Nicki Minaj – Pink Friday: Roman Reloaded

Karl McDonald
Posted August 20, 2012 in Music


Like many rappers before her, Nicki Minaj has multiple named personalities. Her erratic rapper side, who himself seems to need medication for some personality disorder, is named Roman Zolanski, pronounced zolan-sky. Her other side is apparently just Nicki Minaj. She both raps and makes synth-driven dancefloor pop. Both are heavily present here, but they never seem to meet. When she sets her stall out to do rap, make no mistake, she is undeniably The Female Rapper right now.

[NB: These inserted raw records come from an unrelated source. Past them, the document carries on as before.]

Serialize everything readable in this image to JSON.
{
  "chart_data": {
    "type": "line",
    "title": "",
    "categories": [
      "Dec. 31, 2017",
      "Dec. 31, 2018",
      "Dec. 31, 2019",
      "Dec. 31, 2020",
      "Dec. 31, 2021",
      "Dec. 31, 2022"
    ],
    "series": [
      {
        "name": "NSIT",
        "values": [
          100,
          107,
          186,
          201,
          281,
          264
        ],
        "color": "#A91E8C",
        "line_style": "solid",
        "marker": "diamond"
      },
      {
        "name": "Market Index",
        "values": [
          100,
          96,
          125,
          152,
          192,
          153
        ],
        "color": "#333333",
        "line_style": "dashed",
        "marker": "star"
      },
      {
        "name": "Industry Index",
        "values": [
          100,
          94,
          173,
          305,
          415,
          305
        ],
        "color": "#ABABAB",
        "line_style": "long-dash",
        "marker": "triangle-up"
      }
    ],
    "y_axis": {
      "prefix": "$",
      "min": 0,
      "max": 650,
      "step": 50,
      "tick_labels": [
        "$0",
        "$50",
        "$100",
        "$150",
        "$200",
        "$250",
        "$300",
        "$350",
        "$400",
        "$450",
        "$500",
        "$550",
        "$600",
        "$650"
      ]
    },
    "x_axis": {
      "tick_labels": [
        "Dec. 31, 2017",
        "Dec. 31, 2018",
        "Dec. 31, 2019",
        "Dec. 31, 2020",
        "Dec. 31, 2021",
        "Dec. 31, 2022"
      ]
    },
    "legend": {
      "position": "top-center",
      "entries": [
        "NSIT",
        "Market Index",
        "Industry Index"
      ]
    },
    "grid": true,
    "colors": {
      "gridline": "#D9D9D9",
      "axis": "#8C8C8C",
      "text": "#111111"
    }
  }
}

On Beez In The Trap, she fashions a street anthem from a track that’s basically just space. She has real names to drop  – sitting with Anna Wintour – and ridiculous claims to make – “I’m out in Spain running game to the matador.”  You could compare her to Kanye in terms of visibility and apparent distance from hip hop tradition in her raps, but at this point, really, her remarkable and bizarre rap persona is unique

But after the likes of Nas, Cam’ron and Young Jeezy dip through, lending their legitimacy to the now and future queen’s half a rap record, the direction changes jarringly. It is obviously tempting to dismiss the half that sounds like Coppers on a Friday night as trashy, throwaway and distracting, but that’s a little unsympathetic. There are records to be sold here and, more importantly, Nicki Minaj’s personality is such that she can carry otherwise generic music. Starships in particular is a decent piece of radio bait, and there’s nothing inherently objectionable about the rest of the formulaic pop if you consume it as formulaic pop.

That leads, then, to the problem of reconciling the (excellent) rap record and the (pretty good) pop record that sit side by side without really acknowledging each other. The multiple personality shtick that Nicki propounds is not really a defence, because the depth of her characters isn’t visible in the pop songs. The only justification, really, is that she has two fanbases to please and a bunch of radio time to command on top of her ongoing occupation of Lil Kim’s perch. If this stayed a rap record and the varied, interesting production, lyrical bombast and narrative substrata of the first seven tracks were maintained, it would be a great one. If it started out a pop record, it would work well too. It does both and therefore it cannot work as an album. But you get the sense that this was meant to be cut up as individual mp3s anyway.